The cream is too foamy during churning
The cream was too old; use fresh cream or add 1 tsp (5ml) baking soda to the cream before churning. Or the temperature at the time of churning is too high or too low; adjust the temperature. If too cold, let stand at room temperature for a short time; if too warm add some ice water to the cream (the water will churn out).

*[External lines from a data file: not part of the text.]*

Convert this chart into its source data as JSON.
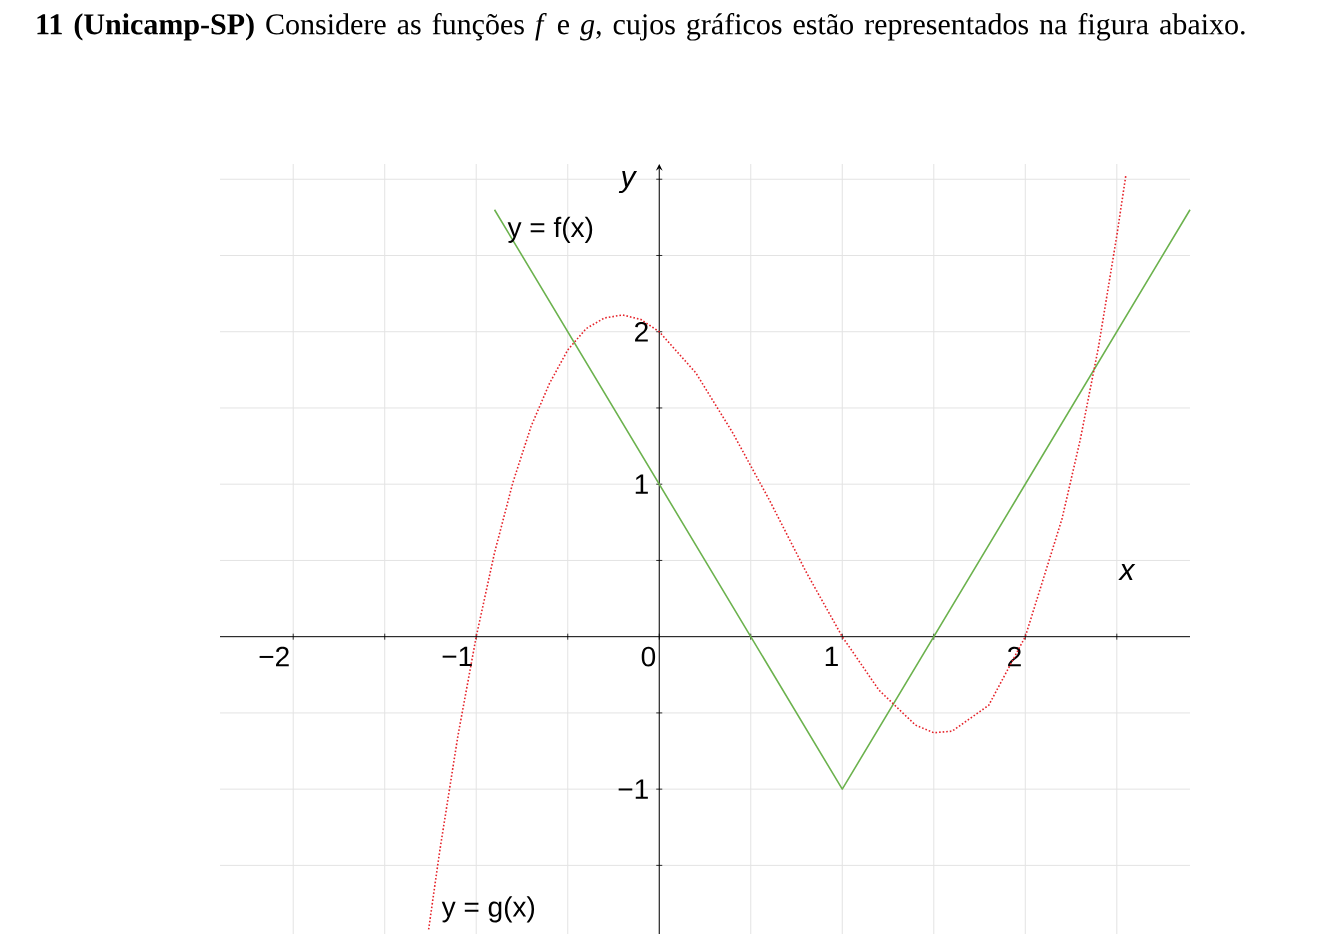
{
  "chart_data": {
    "type": "line",
    "title": "**11**  **(Unicamp-SP)** Considere as funções *f* e *g*, cujos gráficos estão representados na figura abaixo.",
    "xlabel": "x",
    "ylabel": "y",
    "xlim": [
      -2.4,
      2.9
    ],
    "ylim": [
      -1.95,
      3.1
    ],
    "xticks": [
      {
        "value": -2,
        "label": "−2"
      },
      {
        "value": -1.5,
        "label": null
      },
      {
        "value": -1,
        "label": "−1"
      },
      {
        "value": -0.5,
        "label": null
      },
      {
        "value": 0,
        "label": "0"
      },
      {
        "value": 0.5,
        "label": null
      },
      {
        "value": 1,
        "label": "1"
      },
      {
        "value": 1.5,
        "label": null
      },
      {
        "value": 2,
        "label": "2"
      },
      {
        "value": 2.5,
        "label": null
      }
    ],
    "yticks": [
      {
        "value": -1.5,
        "label": null
      },
      {
        "value": -1,
        "label": "−1"
      },
      {
        "value": -0.5,
        "label": null
      },
      {
        "value": 0.5,
        "label": null
      },
      {
        "value": 1,
        "label": "1"
      },
      {
        "value": 1.5,
        "label": null
      },
      {
        "value": 2,
        "label": "2"
      },
      {
        "value": 2.5,
        "label": null
      },
      {
        "value": 3,
        "label": null
      }
    ],
    "grid": true,
    "marker": "none",
    "series": [
      {
        "name": "y = f(x)",
        "color": "#6cb24e",
        "line_style": "solid",
        "x": [
          -0.9,
          1,
          2.9
        ],
        "values": [
          2.8,
          -1,
          2.8
        ]
      },
      {
        "name": "y = g(x)",
        "color": "#e52229",
        "line_style": "dotted",
        "x": [
          -1.26,
          -1.2,
          -1.1,
          -1,
          -0.9,
          -0.8,
          -0.7,
          -0.6,
          -0.5,
          -0.4,
          -0.3,
          -0.2,
          -0.1,
          0,
          0.2,
          0.4,
          0.6,
          0.8,
          1,
          1.2,
          1.4,
          1.5,
          1.6,
          1.8,
          2,
          2.2,
          2.3,
          2.4,
          2.5,
          2.55
        ],
        "values": [
          -1.92,
          -1.41,
          -0.65,
          0,
          0.55,
          1.01,
          1.38,
          1.66,
          1.88,
          2.02,
          2.09,
          2.11,
          2.08,
          2,
          1.73,
          1.34,
          0.9,
          0.43,
          0,
          -0.35,
          -0.58,
          -0.63,
          -0.62,
          -0.45,
          0,
          0.77,
          1.29,
          1.9,
          2.63,
          3.03
        ]
      }
    ]
  }
}
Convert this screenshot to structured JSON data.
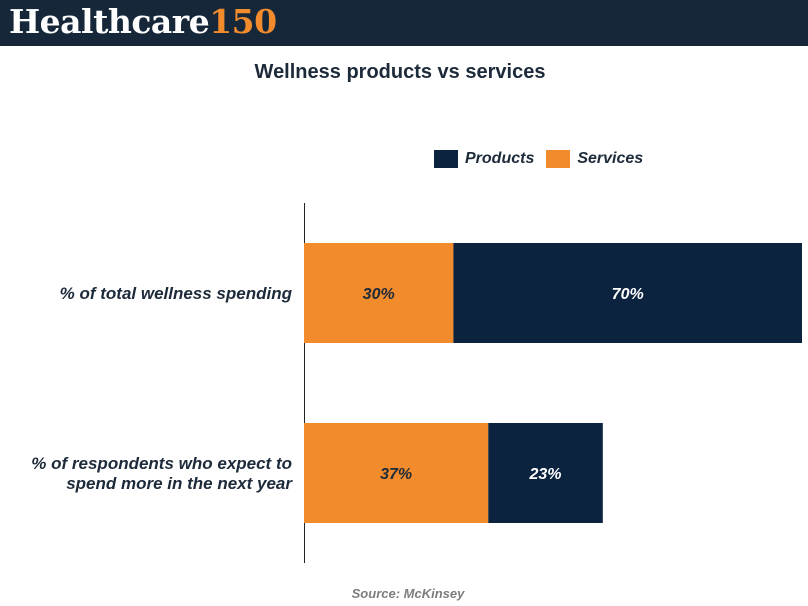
{
  "brand": {
    "name": "Healthcare",
    "number": "150"
  },
  "colors": {
    "products": "#0c2340",
    "services": "#f28b2b",
    "header_bg": "#16273a"
  },
  "source": "Source: McKinsey",
  "chart_data": {
    "type": "bar",
    "orientation": "horizontal",
    "stacked": true,
    "title": "Wellness products vs services",
    "legend_position": "top-right",
    "categories": [
      "% of total wellness spending",
      "% of respondents who expect to spend more in the next year"
    ],
    "series": [
      {
        "name": "Services",
        "values": [
          30,
          37
        ],
        "labels": [
          "30%",
          "37%"
        ]
      },
      {
        "name": "Products",
        "values": [
          70,
          23
        ],
        "labels": [
          "70%",
          "23%"
        ]
      }
    ],
    "xlim": [
      0,
      100
    ],
    "grid": false
  }
}
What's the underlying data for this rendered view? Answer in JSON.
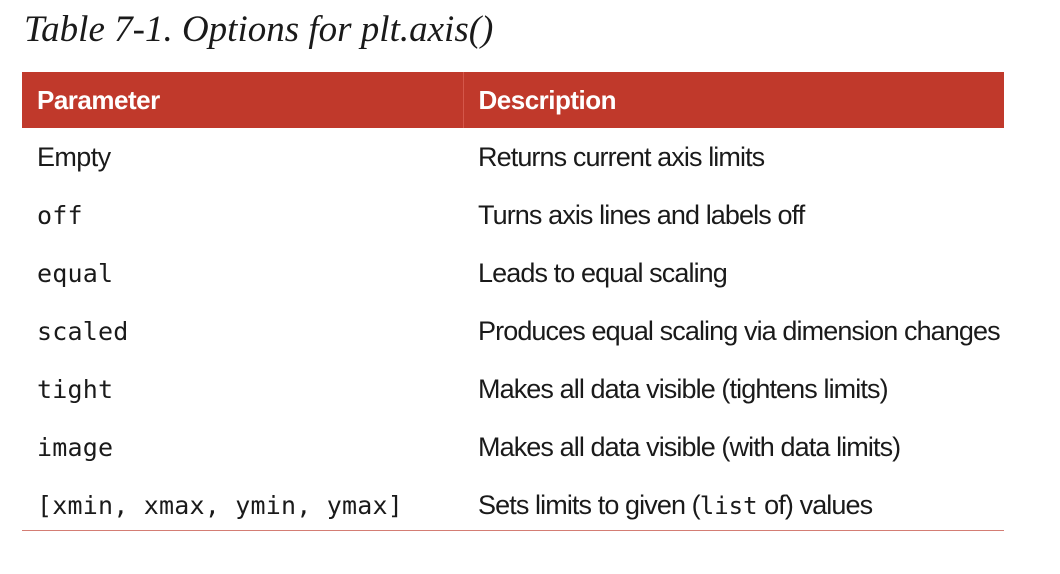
{
  "caption": "Table 7-1. Options for plt.axis()",
  "table": {
    "headers": [
      "Parameter",
      "Description"
    ],
    "rows": [
      {
        "parameter": "Empty",
        "parameter_style": "text",
        "description": "Returns current axis limits"
      },
      {
        "parameter": "off",
        "parameter_style": "code",
        "description": "Turns axis lines and labels off"
      },
      {
        "parameter": "equal",
        "parameter_style": "code",
        "description": "Leads to equal scaling"
      },
      {
        "parameter": "scaled",
        "parameter_style": "code",
        "description": "Produces equal scaling via dimension changes"
      },
      {
        "parameter": "tight",
        "parameter_style": "code",
        "description": "Makes all data visible (tightens limits)"
      },
      {
        "parameter": "image",
        "parameter_style": "code",
        "description": "Makes all data visible (with data limits)"
      },
      {
        "parameter": "[xmin, xmax, ymin, ymax]",
        "parameter_style": "code",
        "description_parts": [
          "Sets limits to given (",
          "list",
          " of) values"
        ]
      }
    ]
  },
  "colors": {
    "header_background": "#c0392b",
    "header_text": "#ffffff",
    "body_text": "#1a1a1a",
    "bottom_rule": "#d47d74"
  }
}
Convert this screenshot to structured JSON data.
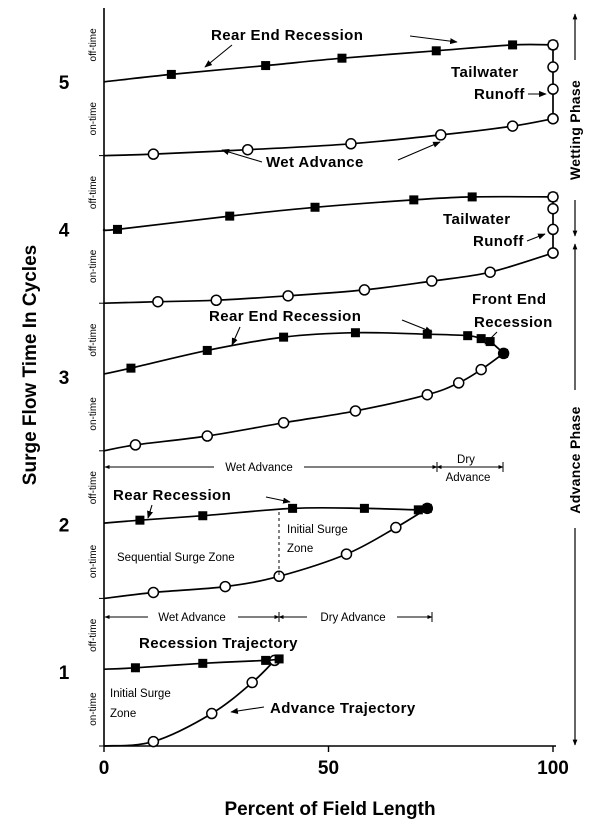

The butter is light coloured, has a whipped texture and will not separate from the buttermilk.
The temperature is too warm; chill the cream by adding some ice water to the churn. Or the churn is overfilled; fill only one-third to one half – full. Or the churn is overfilled; fill only one-third to one- half full. If you are using milk from your own production the quality of the cream could possibly have been compromised, such as by mastitis; check milk quality before making butter.

Other questions

I have been making cheese for a few years now, using unpasteurized full cream Jersey and Guernsey milk from my own cows. I have always used yogurt as a thermophilic starter and your animal rennet – with great success. Recently I decided to try your CNH22 starter culture and the liquid microbial rennet, so that my vegetarian friends can also eat my cheese. Alas, this has not been very successful. I have followed your video recipe for Gouda to the letter and cannot get the curds to set. I heat the milk to 30°C (10 liters), add a sprinkle of the starter, stir in thoroughly, leave for one hour, add rennet @ 4 drops per liter, stir in thoroughly, leave for one hour (nothing) , two hours (nothing ) and so on.

Just so you don’t think this is due to inexperience, I recently went back to the yogurt/animal rennet and bingo, within two hours had beautiful curds. The only thing I can think of is that I am not adding enough of the starter culture. How much should I add for 10 liters? Any other advice

I do not think it is the culture – more likely the rennet. Have you tried a sprinkle of CHN22 and the animal rennet? Wait to hear how it works.

Microbial rennet often requires that one must use calcium chloride. CaCl is added to the milk at the same time as the microbial rennet. It helps with the formation of a coagulum.

My camembert as I said has found enthusiastic punters around here. A few have suggested I should extend my repertoire. I had been thinking of Swiss cheese as I enjoy it myself!

The plan is to make it from 15-16 liters of jersey milk. Would that make about 5 kg cheese? I would be most grateful for any advice and recipes. I really like DVS Flora Danica which I use for the camembert I also need a suitable press and follower. I plan to simply press with weights as required. Surely the springs etc are a little over the top? My camembert moulds are made from irrigation.

Note that 15 liters makes 1,5kg. We have a wooden press and 1.5 – 2.5 kg Kadova mould suited to the job of making a hard cheese.

In the interim have a look at the Raclette recipe, attached – one of my favourite Swiss cheeses. You can use flora Danica. It does not have Propioni bacteria.

The last amount of rennet in my bottle is not coagulating the milk
Where do you store your rennet in the fridge or in the door of the fridge?

Possibilities

  • A change of food for the cows
  • Weather changes
  • You can add calcium chloride to the milk
  • Could there be a possibility that water was added to the milk
  • Another option I found from researching is: Milk is of low quality; be sure there are no antibiotics in the milk and that the cows it came from do not suffer from mastitis.
  • Try adding more rennet and allowing a longer set time next batch.
  • The milk may need to be fortified with calcium. Add calcium chloride next batch, increased with each batch until satisfactory curds have been achieved.
  • Also, pay attention to the temperature of the kitchen or cheesemaking room. If it is too hot or too cold, it may affect the development of the cheese. A good room temperature for cheesemaking is between 20 – 23.9°C.